Tutup, çekip, çıkarıp berbat bir şey saçmak istiyorum ortaya içimden. Herhangi bir şey olabilir. İnanılmaz bir öfke, müthiş bir nefret, bastırılmış bir şeyler, bir şeyler ne olursa; sonra herkesin yüzüne vurayım istiyorum bunları. "Şunun sebebi sensin, bunun sebebi de sensin!" diye suratlarına kan kusayım. "Ne çirkefmiş aslında." desinler, "Bunca yıl bunları içinde tutmuş!" diye dudak büksünler.


Ama yok.


İçinde böylesi taşlar taşımamasına rağmen ısrarla dibe batmasının sebeplerini de bir yere kadar açıklayabiliyorlar insana. İnsan, kendisi de bir yere kadar anlamlandırabiliyor içinde.


Böylesi de zor.


Histerik krizler, aynada kendini tokatlamalar ya da tükürmek kendi yüzüne. Kırpılmış kanatlarına kendini sebep bilmek, elinde bir makas olmasa bile. Düşmanlaşmak, bastığı halıyı kendi eliyle çekmek ayağının altından ve düşünce bir tekme de kendine atmak; böylesi bir gücü vererek kendi ellerine aslında hem kendinden tiksinmek hem de kendine tapmak..


Ama olmuyor.


Çıkamıyorum buralara da.


İyi biliyorum rahatlatacağını aslında. Rahatlamak istemiyorum.

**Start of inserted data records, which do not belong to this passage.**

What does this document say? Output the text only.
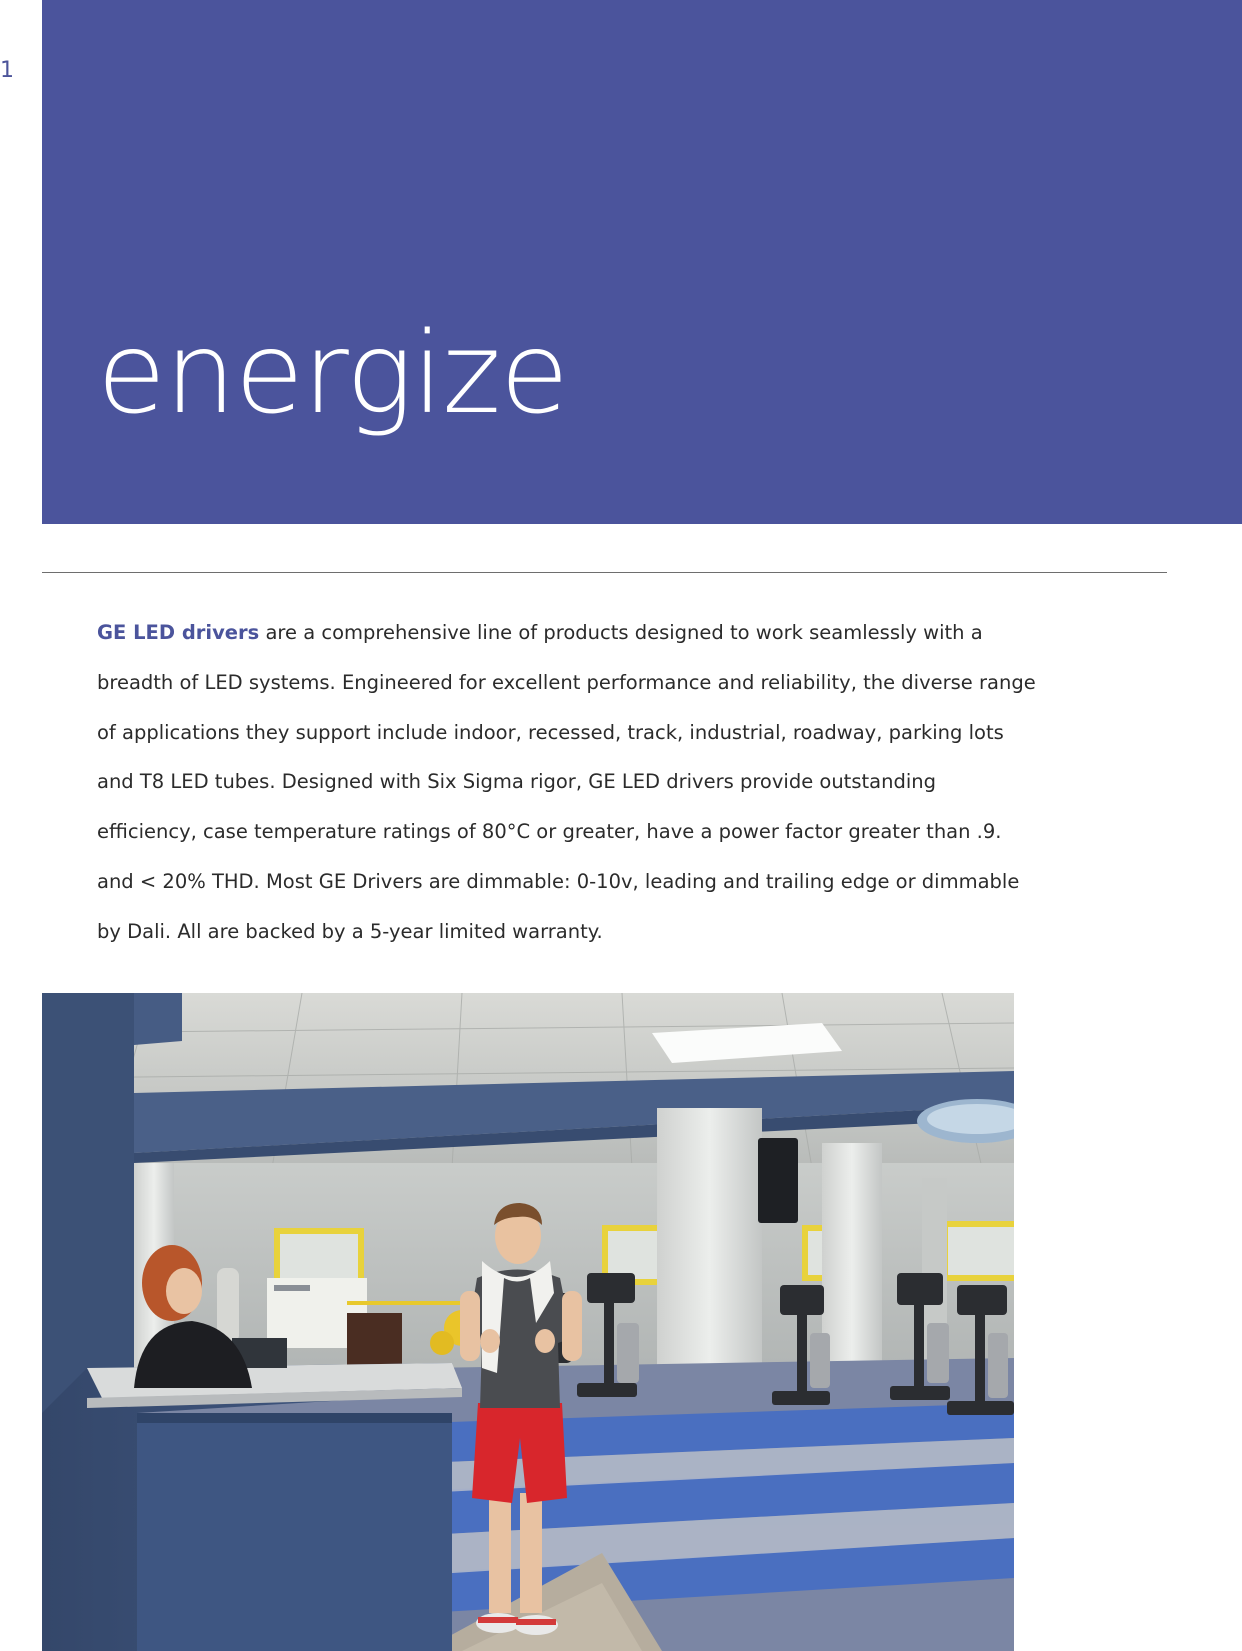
1
energize

GE LED drivers are a comprehensive line of products designed to work seamlessly with a breadth of LED systems. Engineered for excellent performance and reliability, the diverse range of applications they support include indoor, recessed, track, industrial, roadway, parking lots and T8 LED tubes. Designed with Six Sigma rigor, GE LED drivers provide outstanding efficiency, case temperature ratings of 80°C or greater, have a power factor greater than .9. and < 20% THD. Most GE Drivers are dimmable: 0-10v, leading and trailing edge or dimmable by Dali. All are backed by a 5-year limited warranty.
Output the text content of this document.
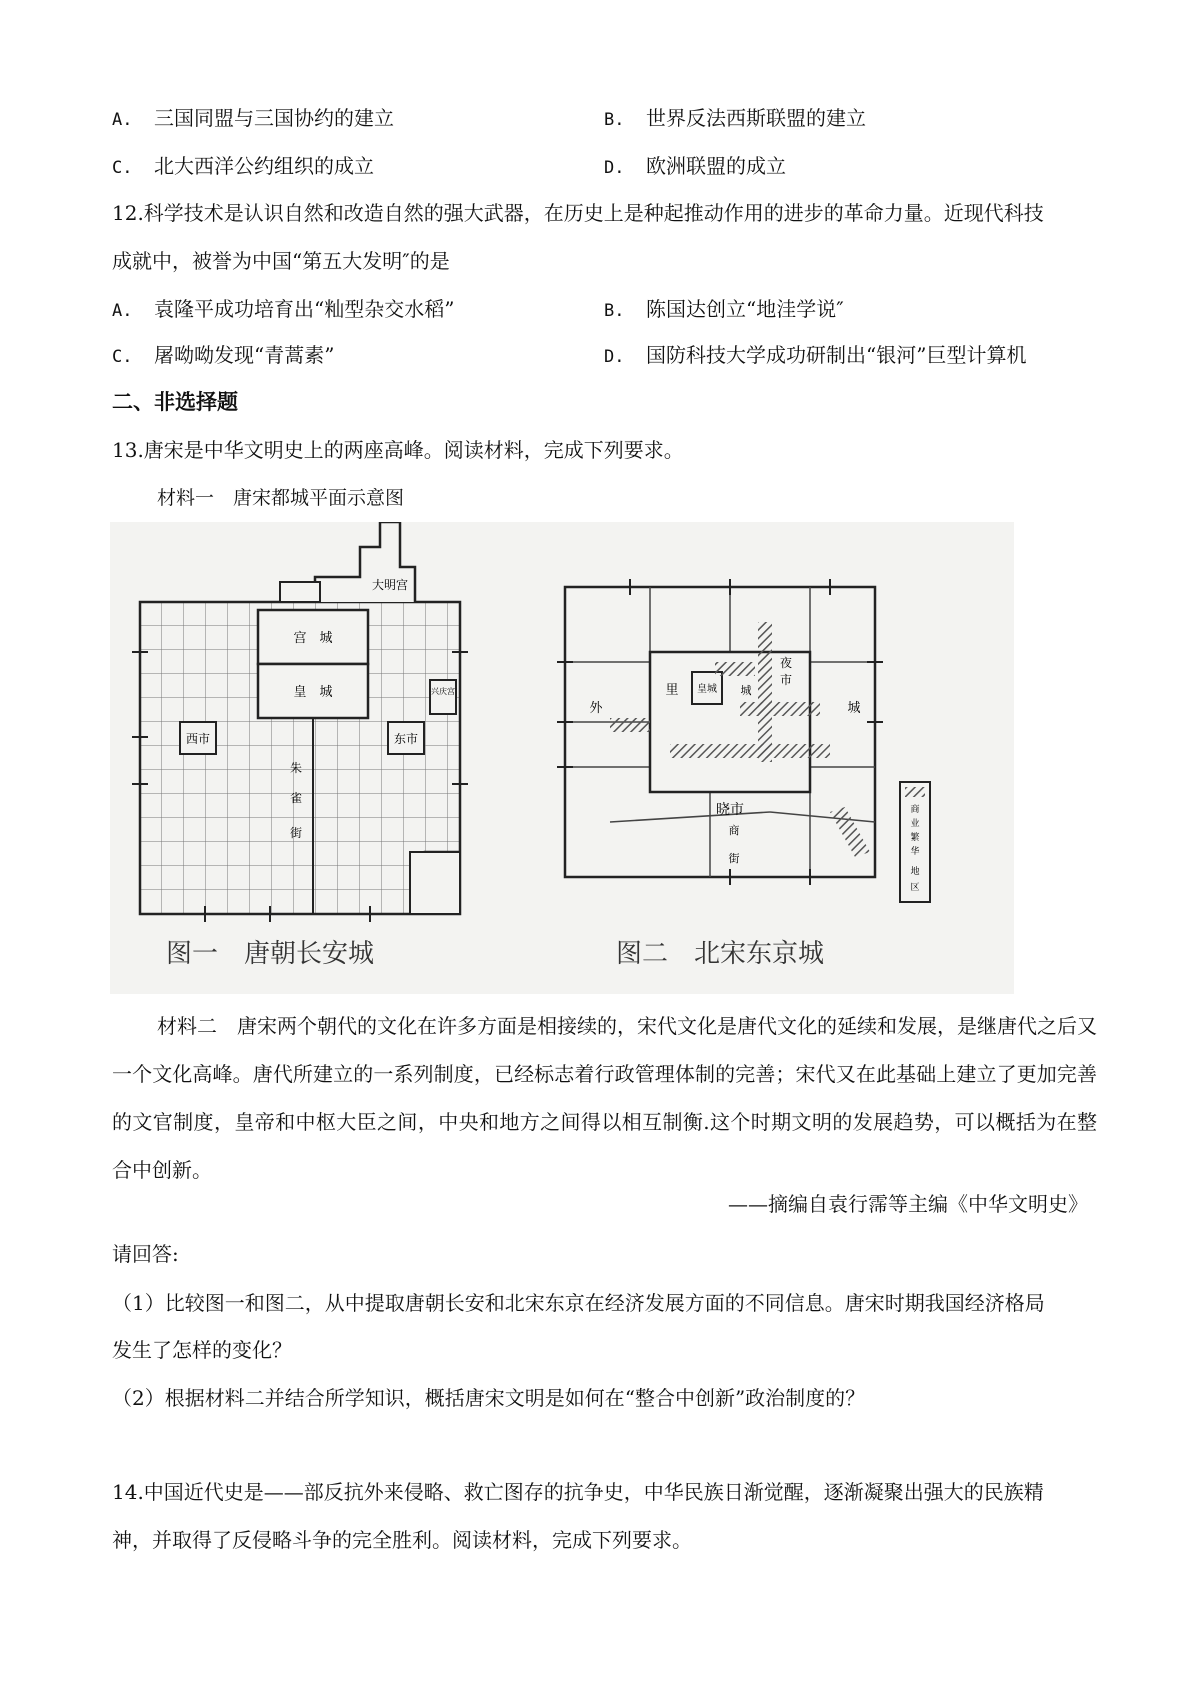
A. 三国同盟与三国协约的建立	B. 世界反法西斯联盟的建立
C. 北大西洋公约组织的成立	D. 欧洲联盟的成立
12.科学技术是认识自然和改造自然的强大武器，在历史上是种起推动作用的进步的革命力量。近现代科技
成就中，被誉为中国“第五大发明″的是
A. 袁隆平成功培育出“籼型杂交水稻”	B. 陈国达创立“地洼学说″
C. 屠呦呦发现“青蒿素”	D. 国防科技大学成功研制出“银河”巨型计算机
二、非选择题
13.唐宋是中华文明史上的两座高峰。阅读材料，完成下列要求。
材料一　唐宋都城平面示意图
大明宫
宫　城
皇　城	兴庆宫
西市	东市
朱
雀
街
图一　唐朝长安城
皇城
夜
市
外
里
城
城
晓市
商
街
商
业
繁
华
地
区
图二　北宋东京城
材料二　唐宋两个朝代的文化在许多方面是相接续的，宋代文化是唐代文化的延续和发展，是继唐代之后又一个文化高峰。唐代所建立的一系列制度，已经标志着行政管理体制的完善；宋代又在此基础上建立了更加完善的文官制度，皇帝和中枢大臣之间，中央和地方之间得以相互制衡.这个时期文明的发展趋势，可以概括为在整合中创新。
——摘编自袁行霈等主编《中华文明史》
请回答:
（1）比较图一和图二，从中提取唐朝长安和北宋东京在经济发展方面的不同信息。唐宋时期我国经济格局
发生了怎样的变化？
（2）根据材料二并结合所学知识，概括唐宋文明是如何在“整合中创新”政治制度的？
14.中国近代史是——部反抗外来侵略、救亡图存的抗争史，中华民族日渐觉醒，逐渐凝聚出强大的民族精
神，并取得了反侵略斗争的完全胜利。阅读材料，完成下列要求。
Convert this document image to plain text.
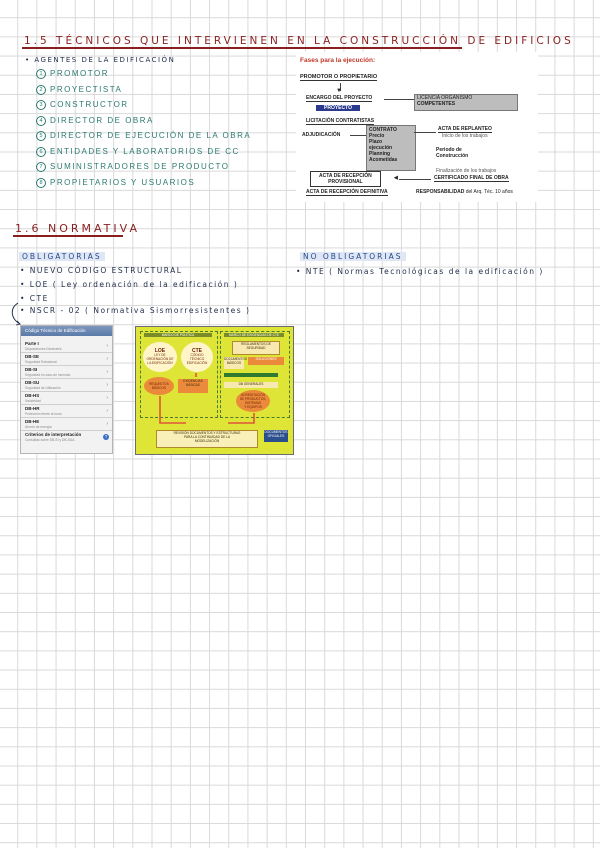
1.5 TÉCNICOS QUE INTERVIENEN EN LA CONSTRUCCIÓN DE EDIFICIOS
• AGENTES DE LA EDIFICACIÓN
1 PROMOTOR
2 PROYECTISTA
3 CONSTRUCTOR
4 DIRECTOR DE OBRA
5 DIRECTOR DE EJECUCIÓN DE LA OBRA
6 ENTIDADES Y LABORATORIOS DE CC
7 SUMINISTRADORES DE PRODUCTO
8 PROPIETARIOS Y USUARIOS
Fases para la ejecución:
PROMOTOR O PROPIETARIO
▼
ENCARGO DEL PROYECTO
PROYECTO
LICENCIA ORGANISMO
COMPETENTES
LICITACIÓN CONTRATISTAS
ADJUDICACIÓN
CONTRATO
Precio
Plazo
ejecución
Planning
Acometidas
ACTA DE REPLANTEO
Inicio de los trabajos
Periodo de
Construcción
Finalización de los trabajos
CERTIFICADO FINAL DE OBRA
◀
ACTA DE RECEPCIÓN
PROVISIONAL
ACTA DE RECEPCIÓN DEFINITIVA	RESPONSABILIDAD del Arq. Téc. 10 años
1.6 NORMATIVA
OBLIGATORIAS	NO OBLIGATORIAS
• NUEVO CÓDIGO ESTRUCTURAL
• LOE ( Ley ordenación de la edificación )
• CTE
• NSCR - 02 ( Normativa Sismorresistentes )
• NTE ( Normas Tecnológicas de la edificación )
Código Técnico de Edificación
Parte I
Disposiciones Generales	›
DB-SE
Seguridad Estructural	›
DB-SI
Seguridad en caso de incendio	›
DB-SU
Seguridad de Utilización	›
DB-HS
Salubridad	›
DB-HR
Protección frente al ruido	›
DB-HE
Ahorro de energía	›
Criterios de interpretación
Consultas sobre DB-SI y DB-SUA
?
MARCO DE POLÍTICA	MARCO DE EXIGENCIAS DE CTE
LOE
LEY DE
ORDENACIÓN DE
LA EDIFICACIÓN
CTE
CÓDIGO
TÉCNICO
EDIFICACIÓN
REQUISITOS BÁSICOS
EXIGENCIAS
BÁSICAS
REGLAMENTOS DE
SEGURIDAD
DOCUMENTOS
BÁSICOS
SOLUCIONES
DB GENERALES
ACREDITACIÓN
DE PRODUCTOS,
SISTEMAS
Y EQUIPOS
REVISIÓN DOCUMENTOS Y ESTRUCTURAS
PARA LA CONTINUIDAD DE LA
MODELIZACIÓN
DOCUMENTOS
OFICIALES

Her insana nasıl bakıyorsam öyle bakıyorum kendime ve bu beni öldürecek.


"Şerefsizdi işte!" deyip rahatlayamıyorum biten bir ilişkinin ardından, alkışlar eşliğinde; ya da "Aptalım ben işte!" deyip uyuşturamıyorum kendimi rakı masalarının etrafında üç-beş çatallık birkaç mezeyle.


Görüyorum.


Kusurlarını ve kusursuzluklarını; kusurlarımı ve kusursuzluklarımı.


Çocukluğumu, çocukluklarını; aşamadıkları şeyleri ve halen aşamadıklarımı.


Birkaç parmak olsun istiyorum avucumda sadece. Çocuk, genç, yetişkin, yaşlı. Birkaç insan. Her renkten, her yaştan, her dini ya da siyasi telaştan.


Birkaç soğuk parmağı ovuşturup, ısıtıp, defolup gitmek istiyorum artık bu yaştan.


İnsanlara insan olduklarını unutturan sistemin acısını yine insanlardan çıkaramayacağım.


İçimdeki sevginin büyüklüğünden kusuyorum.


Bu sebeple kendim tarafından bile anlaşılamayacağım.